In Ottawa, Harper appeared to take the alleged beheading threat in stride. "I can live with these threats as long as they're not from my caucus," he joked.

The Ontario Court of Justice in Brampton, a small city just west of Toronto, had said earlier that the suspects faced charges that included participating in a terrorist group, importing weapons and planning a bombing. The specific details were made public Tuesday.

Lawyers and family members said they were being given too little information about the case, and charged that the suspects' rights were not being respected.

Rocco Galati, a lawyer for suspect Ahmad Mustafa Ghany, 21, told the judge that his client's constitutional rights had been violated because he was only able to interview him in the presence of an armed guard.

"The right to private counsel was afforded even at Nuremberg," Galati said.

Outside the court, Donald McLeod, a lawyer for Jahmaal James, 23, also complained of restricted access to his client, including only being allowed to speak to the accused through Plexiglas and not being allowed to have private discussions.

Arif Raza, who represents Saad Khalid, 19, said he had never been allowed to speak to his client and was not even allowed to slip him his business card so Khalid could attempt to call the lawyer from the Maplehurst Correctional Center outside of Toronto.

U.S. Ambassador David Wilkins praised Canadian authorities.

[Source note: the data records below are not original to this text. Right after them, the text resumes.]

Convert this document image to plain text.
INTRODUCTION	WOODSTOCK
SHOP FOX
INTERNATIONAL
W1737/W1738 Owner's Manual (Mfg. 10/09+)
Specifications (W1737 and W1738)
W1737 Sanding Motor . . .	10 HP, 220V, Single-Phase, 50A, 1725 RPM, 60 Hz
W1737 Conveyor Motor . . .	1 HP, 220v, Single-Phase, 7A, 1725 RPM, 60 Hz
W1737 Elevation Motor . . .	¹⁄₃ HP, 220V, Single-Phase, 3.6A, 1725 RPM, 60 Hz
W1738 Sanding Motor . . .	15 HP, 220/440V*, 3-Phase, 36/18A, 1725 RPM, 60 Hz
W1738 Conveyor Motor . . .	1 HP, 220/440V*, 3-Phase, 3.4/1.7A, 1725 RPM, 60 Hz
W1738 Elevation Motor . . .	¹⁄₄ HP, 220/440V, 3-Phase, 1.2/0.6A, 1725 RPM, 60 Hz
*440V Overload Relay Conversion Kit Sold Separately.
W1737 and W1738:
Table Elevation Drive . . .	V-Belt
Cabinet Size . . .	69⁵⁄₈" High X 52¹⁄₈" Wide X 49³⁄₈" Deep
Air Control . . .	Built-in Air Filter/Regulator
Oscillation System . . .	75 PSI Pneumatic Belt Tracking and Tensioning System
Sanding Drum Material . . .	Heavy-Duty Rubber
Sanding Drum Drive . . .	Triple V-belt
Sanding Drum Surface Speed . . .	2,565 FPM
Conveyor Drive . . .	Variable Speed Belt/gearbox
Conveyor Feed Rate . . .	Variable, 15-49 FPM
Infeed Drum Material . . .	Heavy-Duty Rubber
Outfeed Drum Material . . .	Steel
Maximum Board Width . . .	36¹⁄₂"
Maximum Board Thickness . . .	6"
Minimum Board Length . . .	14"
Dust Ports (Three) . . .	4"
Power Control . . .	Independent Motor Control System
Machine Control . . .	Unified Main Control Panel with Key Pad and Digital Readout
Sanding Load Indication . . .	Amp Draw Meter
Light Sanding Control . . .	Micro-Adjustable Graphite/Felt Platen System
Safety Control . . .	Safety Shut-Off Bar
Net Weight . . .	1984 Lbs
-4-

"We appreciate the swift and effective action taken by Canadian law enforcement officials," Wilkins said in Montreal. "They stepped in decisively and I think helped defuse a very dangerous situation. No country is immune to terrorism and we frankly applaud their swift, decisive, heroic efforts."

The U.S. Border Patrol, meanwhile, put agents on high alert along the 4,000-mile border and stepped up inspections of traffic from Canada.

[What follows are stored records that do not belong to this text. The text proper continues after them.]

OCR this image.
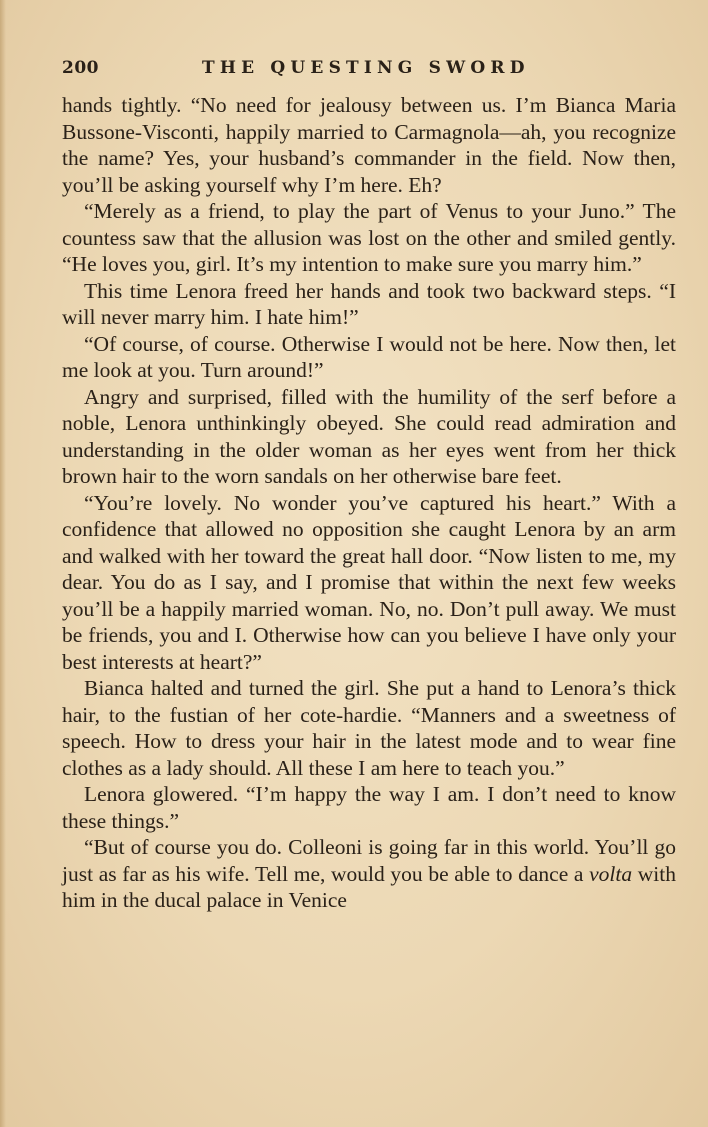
200	THE QUESTING SWORD

hands tightly. “No need for jealousy between us. I’m Bianca Maria Bussone-Visconti, happily married to Carmagnola—ah, you recognize the name? Yes, your husband’s commander in the field. Now then, you’ll be asking yourself why I’m here. Eh?

“Merely as a friend, to play the part of Venus to your Juno.” The countess saw that the allusion was lost on the other and smiled gently. “He loves you, girl. It’s my intention to make sure you marry him.”

This time Lenora freed her hands and took two backward steps. “I will never marry him. I hate him!”

“Of course, of course. Otherwise I would not be here. Now then, let me look at you. Turn around!”

Angry and surprised, filled with the humility of the serf before a noble, Lenora unthinkingly obeyed. She could read admiration and understanding in the older woman as her eyes went from her thick brown hair to the worn sandals on her otherwise bare feet.

“You’re lovely. No wonder you’ve captured his heart.” With a confidence that allowed no opposition she caught Lenora by an arm and walked with her toward the great hall door. “Now listen to me, my dear. You do as I say, and I promise that within the next few weeks you’ll be a happily married woman. No, no. Don’t pull away. We must be friends, you and I. Otherwise how can you believe I have only your best interests at heart?”

Bianca halted and turned the girl. She put a hand to Lenora’s thick hair, to the fustian of her cote-hardie. “Manners and a sweetness of speech. How to dress your hair in the latest mode and to wear fine clothes as a lady should. All these I am here to teach you.”

Lenora glowered. “I’m happy the way I am. I don’t need to know these things.”

“But of course you do. Colleoni is going far in this world. You’ll go just as far as his wife. Tell me, would you be able to dance a volta with him in the ducal palace in Venice
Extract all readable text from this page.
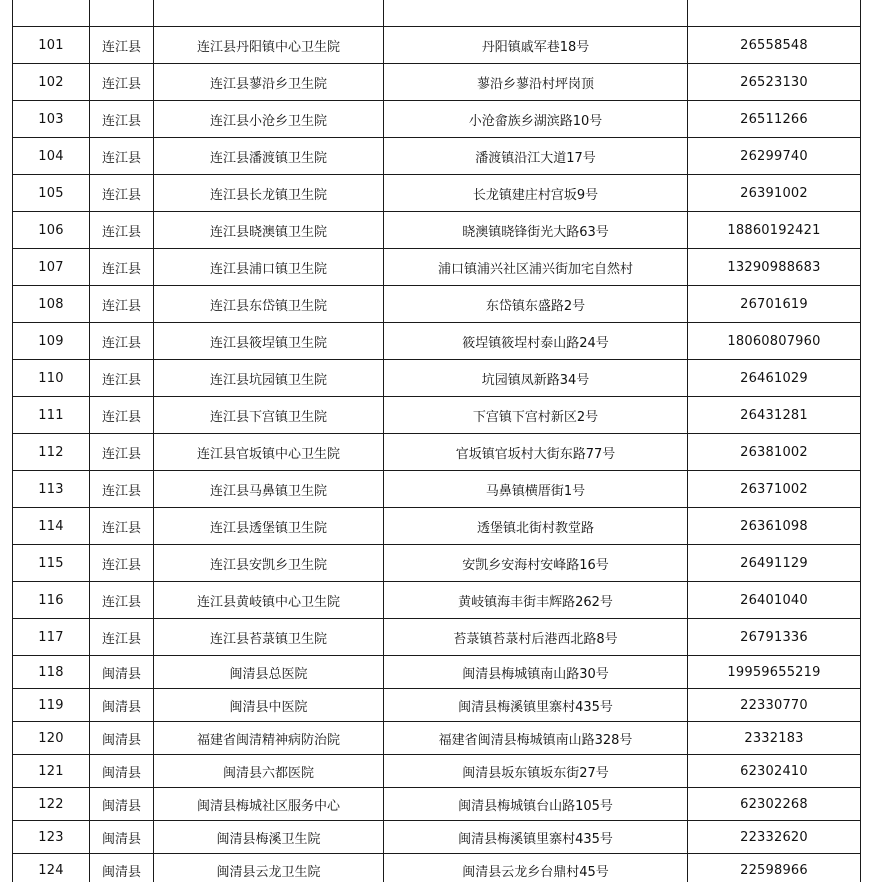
101	连江县	连江县丹阳镇中心卫生院	丹阳镇戚军巷18号	26558548
102	连江县	连江县蓼沿乡卫生院	蓼沿乡蓼沿村坪岗顶	26523130
103	连江县	连江县小沧乡卫生院	小沧畲族乡湖滨路10号	26511266
104	连江县	连江县潘渡镇卫生院	潘渡镇沿江大道17号	26299740
105	连江县	连江县长龙镇卫生院	长龙镇建庄村宫坂9号	26391002
106	连江县	连江县晓澳镇卫生院	晓澳镇晓锋街光大路63号	18860192421
107	连江县	连江县浦口镇卫生院	浦口镇浦兴社区浦兴街加宅自然村	13290988683
108	连江县	连江县东岱镇卫生院	东岱镇东盛路2号	26701619
109	连江县	连江县筱埕镇卫生院	筱埕镇筱埕村泰山路24号	18060807960
110	连江县	连江县坑园镇卫生院	坑园镇凤新路34号	26461029
111	连江县	连江县下宫镇卫生院	下宫镇下宫村新区2号	26431281
112	连江县	连江县官坂镇中心卫生院	官坂镇官坂村大街东路77号	26381002
113	连江县	连江县马鼻镇卫生院	马鼻镇横厝街1号	26371002
114	连江县	连江县透堡镇卫生院	透堡镇北街村教堂路	26361098
115	连江县	连江县安凯乡卫生院	安凯乡安海村安峰路16号	26491129
116	连江县	连江县黄岐镇中心卫生院	黄岐镇海丰街丰辉路262号	26401040
117	连江县	连江县苔菉镇卫生院	苔菉镇苔菉村后港西北路8号	26791336
118	闽清县	闽清县总医院	闽清县梅城镇南山路30号	19959655219
119	闽清县	闽清县中医院	闽清县梅溪镇里寨村435号	22330770
120	闽清县	福建省闽清精神病防治院	福建省闽清县梅城镇南山路328号	2332183
121	闽清县	闽清县六都医院	闽清县坂东镇坂东街27号	62302410
122	闽清县	闽清县梅城社区服务中心	闽清县梅城镇台山路105号	62302268
123	闽清县	闽清县梅溪卫生院	闽清县梅溪镇里寨村435号	22332620
124	闽清县	闽清县云龙卫生院	闽清县云龙乡台鼎村45号	22598966
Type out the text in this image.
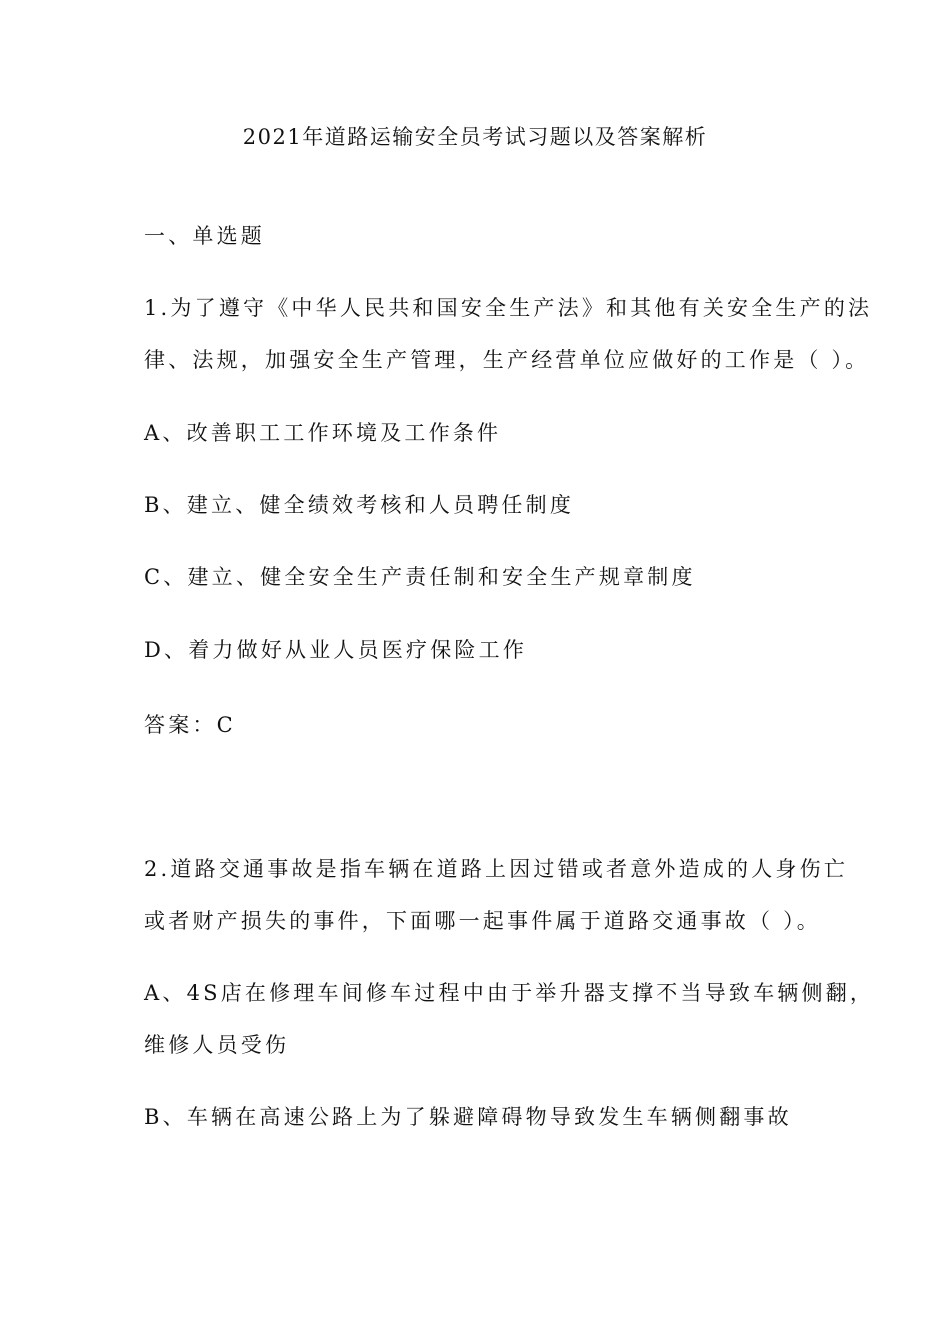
2021年道路运输安全员考试习题以及答案解析
一、单选题
1.为了遵守《中华人民共和国安全生产法》和其他有关安全生产的法
律、法规，加强安全生产管理，生产经营单位应做好的工作是（ ）。
A、改善职工工作环境及工作条件
B、建立、健全绩效考核和人员聘任制度
C、建立、健全安全生产责任制和安全生产规章制度
D、着力做好从业人员医疗保险工作
答案：C
2.道路交通事故是指车辆在道路上因过错或者意外造成的人身伤亡
或者财产损失的事件，下面哪一起事件属于道路交通事故（ ）。
A、4S店在修理车间修车过程中由于举升器支撑不当导致车辆侧翻，
维修人员受伤
B、车辆在高速公路上为了躲避障碍物导致发生车辆侧翻事故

Some American commentators and politicians have accused Canada of having a lax immigration policy and suggested building a fence along the border. But Harper told Parliament on Tuesday most Americans admire Canada for "our shared concern about the security of this continent."

The case has stunned many Canadians, who have not experienced such a major anti-terrorism case since security measures were intensified after the Sept. 11 attacks in the United States.

"It's breathtaking that this is going on in Canada," International Trade Minister David Emerson told the CBC. "To see the homegrown nature of it is shocking to me."

Police say there is no evidence the suspect group had ties to al-Qaida, but describe its members as sympathetic to al-Qaida's violent jihadist ideology. Officials are concerned that many of the 17 suspects are about 20 years old and became radicalized in a short amount of time.

Officials announced the arrests Saturday, saying the sweep was ordered after the group acquired three tons of ammonium nitrate, which can be mixed with fuel oil to make a powerful explosive. One-third that amount was used in the deadly bombing of the Oklahoma City federal building in 1995.

The 12 adult suspects all are charged with one count of participating in a terrorist group.

Three of them — Fahim Ahmad, 21, Mohammed Dirie, 22, and Yasim Abdi Mohamed, 24 — also are charged with importing weapons and ammunition for the purpose of terrorist activity.

Nine face charges of receiving training from a terrorist group, while four are charged with providing training. Six are charged with intending to cause an explosion that could cause serious bodily harm or death.